Example 9 (Instant invention)
Preparation of Cefuroxime sodium by Sodium-2-ethyl hexanoate route with Buffer
100g of Cefuroxime acid was added to a mixture of 1500 ml of acetone & 400 ml of methanol. The reaction mixture was stirred at 20°C-25°C temperature. Then Sodium dihydrogen phosphate buffer solution (3.6g Sodium dihydrogen phosphate into 150ml of water for injection) was slowly added to this reaction mixture. Then 6.0g of activated carbon was added to this reaction mixture and stirred. The reaction mixture was filtered through Hyflo bed followed by micron filter & washed with 200 ml of acetone. Then Sodium-2-ethyl hexanoate (SEH) solution (42g SEH into 450 ml acetone) was slowly added to this reaction mixture and stirred the crystallized reaction mass. The product Cefuroxime sodium was filtered and dried in vacuum tray dryer.
Yield- 1.00 w/w
pH of Cefuroxime sodium: 6.67
Color Value @450nm of Cefuroxime sodium: 0.073
,CLAIMS:1. A process for the preparation of Cefuroxime sodium of Formula II

comprising the steps of:
(i) mixing Cefuroxime acid of Formula I with solvent;

(ii) adding Buffer to the reaction mixture;
(iii) optionally heating the reaction mixture;
(iv) optionally adding activated carbon to the reaction mixture;
(v) filtering the reaction mixture;
(vi) optionally heating the reaction mixture;
(vii) adding salt forming agent to the reaction mixture; and
(viii) isolating Cefuroxime sodium of Formula II.

2. The process as claimed in claim 1, wherein solvent in step (i) is selected from the group comprising of alcohol, ketone, water or mixture thereof.
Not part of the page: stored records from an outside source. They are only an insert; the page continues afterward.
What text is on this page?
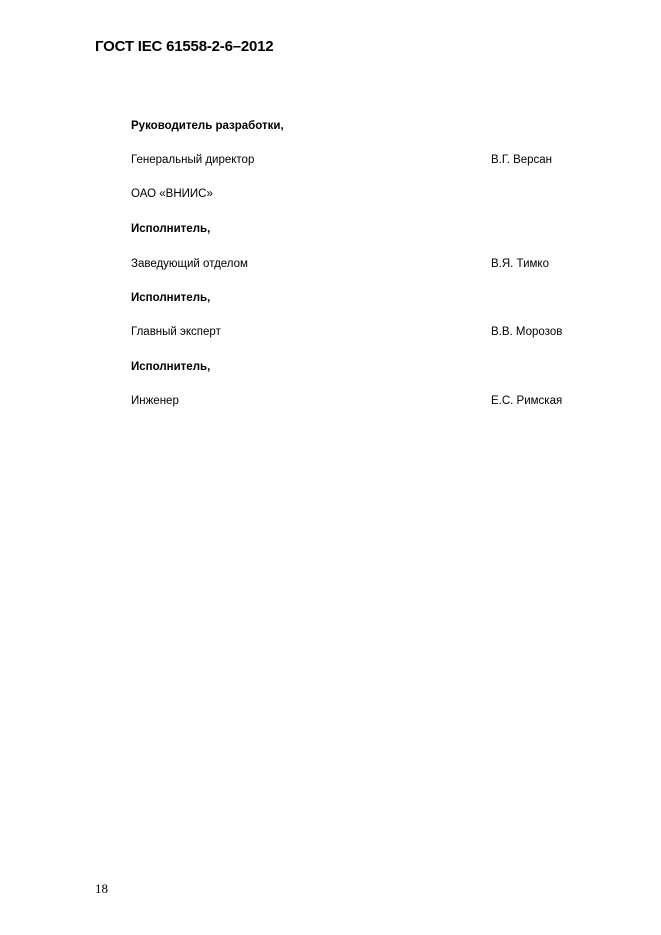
ГОСТ IEC 61558-2-6–2012
Руководитель разработки,
Генеральный директор	В.Г. Версан
ОАО «ВНИИС»
Исполнитель,
Заведующий отделом	В.Я. Тимко
Исполнитель,
Главный эксперт	В.В. Морозов
Исполнитель,
Инженер	Е.С. Римская
18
3. The process as claimed in claim 2, wherein alcohol is selected from the group comprising of methanol, ethanol, 1-propanol, isopropyl alcohol, butanol, isobutyl alcohol, tert-butanol and mixture thereof.

4. The process as claimed in claim 2, wherein ketone is selected from the group comprising of acetone, methyl ethyl ketone, methyl iso-butyl ketone and mixture thereof.

5. The process as claimed in claim 1, wherein solvent in step (i) is mixture of methanol, acetone and water.

6. The process as claimed in claim 1, wherein Buffer in step (ii) selected from the group comprising of disodium hydrogen phosphate, sodium di-hydrogen phosphate, di-potassium hydrogen phosphate, potassium di-hydrogen phosphate, di-ammonium hydrogen phosphate, ammonium di-hydrogen phosphate, ACES Buffer, PIPES Buffer, MOPS Buffer, MOPSO Buffer, 2,6-lutidine.

7. The process as claimed in claim 1, wherein Buffer in step (ii) is disodium hydrogen phosphate.

8. The process as claimed in claim 1, wherein heating in step (iii) is carried out at temperature from 25oC-40oC.

9. The process as claimed in claim 1, wherein salt forming agent in step (vii) is selected from the group comprising of sodium 2-ethyl hexanoate, sodium 2-ethyl heptanoate, sodium 2-ethyl octanoate, sodium 2-ethyl nonanoate.

10. A process for the preparation of Cefuroxime sodium of Formula II

comprising the steps of:
(i) mixing Cefuroxime acid of Formula I with methanol, acetone and water;

(ii) adding disodium hydrogen phosphate Buffer to the reaction mixture;
(iii) optionally heating the reaction mixture;
(iv) optionally adding activated carbon to the reaction mixture;
(v) filtering the reaction mixture;
(vi) optionally heating the reaction mixture;
(vii) adding sodium-2-ethyl hexanoate to the reaction mixture; and
(viii) isolating Cefuroxime sodium of Formula II.